The offenses of the criminal aliens removed included drug possession, aggravated assault, sex offenses, weapons violations, theft, fraud, robbery, murder, arson, rape, prostitution, selling marijuana, smuggling aliens, counterfeiting, indecent exposure, child molestation, second-degree battery and many others. The majority of the “non-criminal” aliens had illegally entered the country, but had not been convicted of any other crime.

Detention and removal officers successfully removed the 482 individuals from the U.S. setting a record number of removals. Approximately 83% of those removed were convicted as criminal aliens.

“We are committed to protecting our communities and restoring integrity to the nation’s immigration system,” said ICE Field Office Director John Mata. “Our office helps protect the public by taking criminals and lawbreakers off the streets and deporting them to their countries of citizenship.”

Mata heads the ICE Atlanta Detention and Removal Office, which includes Georgia, as well as North and South Carolina.

This ongoing enforcement is part of a 10-year strategic national initiative focused on locating, apprehending and removing the more than 400,000 absconders and 80,000 fugitive criminal aliens with outstanding final orders of removal that are hiding in the United States.

Criminal aliens are non-citizens who have committed felonies or other crimes that make them ineligible to remain in the United States in accordance with the Immigration and Nationality Act (INA). Status violators have overstayed the authorized period or otherwise fallen out of their status at the time of admission, and “non-criminal” aliens have no legal status to be in the United States under the Act, but have not been convicted of any additional crimes.

A primary goal of ICE’s Detention and Removal Office is to reduce the number of alien absconders who are hiding in the United States.

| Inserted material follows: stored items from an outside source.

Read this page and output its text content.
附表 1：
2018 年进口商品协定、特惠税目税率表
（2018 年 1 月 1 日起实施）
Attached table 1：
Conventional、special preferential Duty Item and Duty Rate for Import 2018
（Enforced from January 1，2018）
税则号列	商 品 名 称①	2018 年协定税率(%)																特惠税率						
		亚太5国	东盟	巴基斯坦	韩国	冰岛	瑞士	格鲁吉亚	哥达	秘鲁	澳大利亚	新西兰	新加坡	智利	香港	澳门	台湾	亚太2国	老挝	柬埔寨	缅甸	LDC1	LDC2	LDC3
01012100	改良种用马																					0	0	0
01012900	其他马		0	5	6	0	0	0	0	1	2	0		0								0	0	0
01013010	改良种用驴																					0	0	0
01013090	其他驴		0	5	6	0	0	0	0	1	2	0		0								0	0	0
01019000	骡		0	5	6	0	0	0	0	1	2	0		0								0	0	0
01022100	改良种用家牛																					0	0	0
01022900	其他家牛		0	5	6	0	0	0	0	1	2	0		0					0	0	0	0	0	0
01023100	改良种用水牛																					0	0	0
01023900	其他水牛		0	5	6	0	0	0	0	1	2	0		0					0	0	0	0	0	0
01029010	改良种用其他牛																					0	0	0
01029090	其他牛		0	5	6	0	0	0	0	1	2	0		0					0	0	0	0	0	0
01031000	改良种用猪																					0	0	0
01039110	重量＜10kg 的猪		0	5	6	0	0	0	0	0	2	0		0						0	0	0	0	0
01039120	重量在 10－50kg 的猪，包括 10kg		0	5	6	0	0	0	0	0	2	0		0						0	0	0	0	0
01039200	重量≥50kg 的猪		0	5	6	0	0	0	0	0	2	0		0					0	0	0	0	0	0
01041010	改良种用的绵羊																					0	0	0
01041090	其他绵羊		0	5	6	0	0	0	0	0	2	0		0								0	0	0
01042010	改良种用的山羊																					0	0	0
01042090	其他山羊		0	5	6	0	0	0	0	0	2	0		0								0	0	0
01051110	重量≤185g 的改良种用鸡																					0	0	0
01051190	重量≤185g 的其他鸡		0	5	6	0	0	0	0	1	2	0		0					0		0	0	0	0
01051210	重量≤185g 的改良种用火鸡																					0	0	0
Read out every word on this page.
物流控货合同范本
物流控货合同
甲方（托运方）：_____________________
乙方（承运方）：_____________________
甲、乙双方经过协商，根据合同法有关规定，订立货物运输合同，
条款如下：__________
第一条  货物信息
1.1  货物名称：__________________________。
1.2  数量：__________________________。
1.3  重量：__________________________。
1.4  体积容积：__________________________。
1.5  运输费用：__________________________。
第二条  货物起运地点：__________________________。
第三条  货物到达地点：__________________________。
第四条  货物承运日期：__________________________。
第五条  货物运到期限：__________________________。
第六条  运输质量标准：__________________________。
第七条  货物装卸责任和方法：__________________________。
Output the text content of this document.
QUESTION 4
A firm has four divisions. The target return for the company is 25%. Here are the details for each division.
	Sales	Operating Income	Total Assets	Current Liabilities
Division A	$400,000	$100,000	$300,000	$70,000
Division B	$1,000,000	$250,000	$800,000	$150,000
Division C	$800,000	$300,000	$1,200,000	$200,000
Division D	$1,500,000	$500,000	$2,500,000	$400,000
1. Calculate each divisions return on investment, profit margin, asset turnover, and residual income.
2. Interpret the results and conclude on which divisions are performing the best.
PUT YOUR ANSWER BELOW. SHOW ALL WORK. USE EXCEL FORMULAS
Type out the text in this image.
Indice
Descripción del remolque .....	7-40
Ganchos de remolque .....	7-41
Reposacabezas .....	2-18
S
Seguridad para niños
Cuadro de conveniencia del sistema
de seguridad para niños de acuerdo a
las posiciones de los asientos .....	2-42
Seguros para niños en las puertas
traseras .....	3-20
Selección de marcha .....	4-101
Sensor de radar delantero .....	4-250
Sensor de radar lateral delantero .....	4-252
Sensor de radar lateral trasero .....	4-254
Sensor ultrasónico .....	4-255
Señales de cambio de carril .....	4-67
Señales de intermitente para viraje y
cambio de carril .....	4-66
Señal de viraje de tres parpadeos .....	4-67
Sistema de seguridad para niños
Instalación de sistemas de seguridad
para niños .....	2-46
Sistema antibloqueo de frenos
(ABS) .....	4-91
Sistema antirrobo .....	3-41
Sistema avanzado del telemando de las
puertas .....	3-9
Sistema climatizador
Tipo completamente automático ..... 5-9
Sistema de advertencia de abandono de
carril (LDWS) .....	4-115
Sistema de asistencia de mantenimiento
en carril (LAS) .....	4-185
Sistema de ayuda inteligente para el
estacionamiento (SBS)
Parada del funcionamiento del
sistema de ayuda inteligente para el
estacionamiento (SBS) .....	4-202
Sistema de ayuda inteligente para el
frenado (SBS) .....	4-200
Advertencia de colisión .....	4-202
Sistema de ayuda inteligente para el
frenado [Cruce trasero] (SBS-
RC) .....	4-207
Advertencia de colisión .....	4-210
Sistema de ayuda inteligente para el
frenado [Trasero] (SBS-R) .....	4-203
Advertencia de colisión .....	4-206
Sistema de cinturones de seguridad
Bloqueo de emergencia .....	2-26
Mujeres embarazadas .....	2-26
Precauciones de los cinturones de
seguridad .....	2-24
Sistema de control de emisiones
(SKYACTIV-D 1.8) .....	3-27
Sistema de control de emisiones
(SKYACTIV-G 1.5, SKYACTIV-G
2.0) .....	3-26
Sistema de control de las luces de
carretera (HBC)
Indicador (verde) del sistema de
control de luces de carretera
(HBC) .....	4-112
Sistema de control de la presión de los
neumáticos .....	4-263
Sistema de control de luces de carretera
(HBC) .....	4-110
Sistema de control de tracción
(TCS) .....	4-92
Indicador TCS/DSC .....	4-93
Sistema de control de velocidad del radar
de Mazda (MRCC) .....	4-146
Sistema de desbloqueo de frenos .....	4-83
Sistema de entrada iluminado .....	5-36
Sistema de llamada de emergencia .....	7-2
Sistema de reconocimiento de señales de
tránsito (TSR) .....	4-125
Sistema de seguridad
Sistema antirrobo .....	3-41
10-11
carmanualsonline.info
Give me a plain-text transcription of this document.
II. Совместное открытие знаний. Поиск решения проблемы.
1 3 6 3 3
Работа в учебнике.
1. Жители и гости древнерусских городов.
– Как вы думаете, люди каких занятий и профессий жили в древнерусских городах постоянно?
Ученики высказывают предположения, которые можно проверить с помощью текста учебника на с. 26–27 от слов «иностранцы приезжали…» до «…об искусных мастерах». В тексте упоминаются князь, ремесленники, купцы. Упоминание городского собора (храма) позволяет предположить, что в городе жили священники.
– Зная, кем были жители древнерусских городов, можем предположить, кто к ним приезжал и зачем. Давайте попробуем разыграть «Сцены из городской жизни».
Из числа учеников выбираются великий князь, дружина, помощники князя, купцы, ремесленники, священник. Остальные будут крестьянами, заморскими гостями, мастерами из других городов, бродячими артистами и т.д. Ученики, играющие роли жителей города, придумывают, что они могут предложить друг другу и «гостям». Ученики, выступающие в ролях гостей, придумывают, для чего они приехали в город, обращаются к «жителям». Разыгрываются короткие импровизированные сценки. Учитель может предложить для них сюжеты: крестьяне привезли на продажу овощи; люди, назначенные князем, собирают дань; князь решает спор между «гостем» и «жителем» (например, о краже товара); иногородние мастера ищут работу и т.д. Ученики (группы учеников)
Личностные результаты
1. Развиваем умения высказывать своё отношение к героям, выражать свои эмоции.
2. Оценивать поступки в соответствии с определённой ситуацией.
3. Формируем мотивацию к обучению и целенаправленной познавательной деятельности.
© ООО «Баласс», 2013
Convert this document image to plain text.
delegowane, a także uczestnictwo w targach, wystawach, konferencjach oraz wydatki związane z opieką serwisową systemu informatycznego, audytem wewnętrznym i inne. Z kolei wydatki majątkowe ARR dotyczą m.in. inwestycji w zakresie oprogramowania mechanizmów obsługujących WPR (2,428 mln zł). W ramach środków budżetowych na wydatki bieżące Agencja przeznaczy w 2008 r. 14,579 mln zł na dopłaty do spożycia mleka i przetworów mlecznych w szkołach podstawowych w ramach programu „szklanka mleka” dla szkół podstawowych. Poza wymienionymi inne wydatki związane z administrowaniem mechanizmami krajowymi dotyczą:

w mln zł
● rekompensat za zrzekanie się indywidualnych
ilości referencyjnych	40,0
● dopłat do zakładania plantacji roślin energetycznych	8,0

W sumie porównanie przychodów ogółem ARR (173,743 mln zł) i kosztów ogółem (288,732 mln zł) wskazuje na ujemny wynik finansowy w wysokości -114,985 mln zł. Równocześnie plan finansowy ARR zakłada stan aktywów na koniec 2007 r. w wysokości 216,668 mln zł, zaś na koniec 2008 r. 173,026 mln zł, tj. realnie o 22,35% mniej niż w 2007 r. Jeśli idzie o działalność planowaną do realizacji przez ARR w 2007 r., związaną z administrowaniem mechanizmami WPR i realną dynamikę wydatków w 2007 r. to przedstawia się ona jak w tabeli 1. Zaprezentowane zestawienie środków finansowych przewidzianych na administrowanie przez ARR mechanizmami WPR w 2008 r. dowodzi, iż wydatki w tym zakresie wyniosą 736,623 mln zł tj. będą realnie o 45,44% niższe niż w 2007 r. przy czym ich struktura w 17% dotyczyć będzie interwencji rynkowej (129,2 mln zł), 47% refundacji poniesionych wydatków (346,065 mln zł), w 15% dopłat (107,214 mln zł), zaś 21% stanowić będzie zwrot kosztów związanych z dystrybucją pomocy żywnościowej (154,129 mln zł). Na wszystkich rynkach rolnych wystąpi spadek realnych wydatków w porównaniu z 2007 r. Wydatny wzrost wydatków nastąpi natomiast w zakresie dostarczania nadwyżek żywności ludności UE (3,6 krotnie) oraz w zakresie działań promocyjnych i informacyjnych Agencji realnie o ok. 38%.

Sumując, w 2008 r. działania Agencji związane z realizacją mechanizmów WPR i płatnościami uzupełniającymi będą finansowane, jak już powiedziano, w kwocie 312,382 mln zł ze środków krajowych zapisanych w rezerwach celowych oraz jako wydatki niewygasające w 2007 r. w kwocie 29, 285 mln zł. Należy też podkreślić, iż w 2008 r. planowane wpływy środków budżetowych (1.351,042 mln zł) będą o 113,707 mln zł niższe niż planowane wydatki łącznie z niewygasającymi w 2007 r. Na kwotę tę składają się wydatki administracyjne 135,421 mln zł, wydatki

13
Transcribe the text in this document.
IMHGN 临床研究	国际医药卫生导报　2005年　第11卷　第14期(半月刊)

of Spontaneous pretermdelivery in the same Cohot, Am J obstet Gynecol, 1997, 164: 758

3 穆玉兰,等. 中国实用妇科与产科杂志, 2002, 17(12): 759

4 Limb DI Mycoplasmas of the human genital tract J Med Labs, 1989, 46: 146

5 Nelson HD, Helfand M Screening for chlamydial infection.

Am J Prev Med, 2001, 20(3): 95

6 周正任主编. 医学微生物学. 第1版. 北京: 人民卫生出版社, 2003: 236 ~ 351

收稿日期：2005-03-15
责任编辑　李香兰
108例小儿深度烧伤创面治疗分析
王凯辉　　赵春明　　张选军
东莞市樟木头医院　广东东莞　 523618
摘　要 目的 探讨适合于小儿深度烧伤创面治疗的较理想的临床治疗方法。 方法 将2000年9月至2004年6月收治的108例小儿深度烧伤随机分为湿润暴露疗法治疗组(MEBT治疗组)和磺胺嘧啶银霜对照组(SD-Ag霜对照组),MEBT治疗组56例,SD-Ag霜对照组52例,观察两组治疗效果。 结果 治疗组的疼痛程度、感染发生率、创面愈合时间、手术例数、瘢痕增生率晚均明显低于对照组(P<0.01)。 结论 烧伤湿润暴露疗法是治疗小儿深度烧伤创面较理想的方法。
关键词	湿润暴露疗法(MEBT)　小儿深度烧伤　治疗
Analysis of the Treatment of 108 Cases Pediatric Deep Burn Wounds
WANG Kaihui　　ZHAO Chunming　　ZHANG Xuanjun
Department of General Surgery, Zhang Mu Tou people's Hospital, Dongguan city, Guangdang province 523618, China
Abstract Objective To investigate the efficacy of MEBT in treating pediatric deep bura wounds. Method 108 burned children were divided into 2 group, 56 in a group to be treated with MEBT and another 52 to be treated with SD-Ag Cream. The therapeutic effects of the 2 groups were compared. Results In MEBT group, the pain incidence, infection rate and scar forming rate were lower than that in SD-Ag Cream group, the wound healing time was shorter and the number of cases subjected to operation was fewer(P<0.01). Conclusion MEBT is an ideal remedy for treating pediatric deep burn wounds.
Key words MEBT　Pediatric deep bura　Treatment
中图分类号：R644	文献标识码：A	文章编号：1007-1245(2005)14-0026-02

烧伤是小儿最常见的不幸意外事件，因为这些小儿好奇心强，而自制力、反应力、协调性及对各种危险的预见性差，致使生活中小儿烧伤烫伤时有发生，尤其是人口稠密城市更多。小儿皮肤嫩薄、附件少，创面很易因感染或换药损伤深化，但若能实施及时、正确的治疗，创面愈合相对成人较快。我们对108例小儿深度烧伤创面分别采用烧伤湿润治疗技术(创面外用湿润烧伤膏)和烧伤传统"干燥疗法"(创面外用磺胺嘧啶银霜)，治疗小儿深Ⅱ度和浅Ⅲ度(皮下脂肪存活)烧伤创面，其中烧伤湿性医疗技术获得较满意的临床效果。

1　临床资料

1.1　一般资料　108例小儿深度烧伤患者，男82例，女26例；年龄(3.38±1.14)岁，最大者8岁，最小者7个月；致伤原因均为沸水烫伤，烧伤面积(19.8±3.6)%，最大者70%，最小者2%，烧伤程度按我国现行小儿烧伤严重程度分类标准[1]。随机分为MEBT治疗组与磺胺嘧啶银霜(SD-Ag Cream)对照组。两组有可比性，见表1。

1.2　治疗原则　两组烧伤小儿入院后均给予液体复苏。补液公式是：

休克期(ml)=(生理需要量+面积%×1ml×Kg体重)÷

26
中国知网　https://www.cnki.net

Absconders are typically foreign nationals who have been ordered removed by a federal immigration judge, but failed to comply with those orders. Since absconders have already been through immigration proceedings, they are subject to immediate removal from the country. Congress has recently appropriated funds and positions to recruit and hire additional fugitive operations teams to seek out and remove those absconders and fugitives.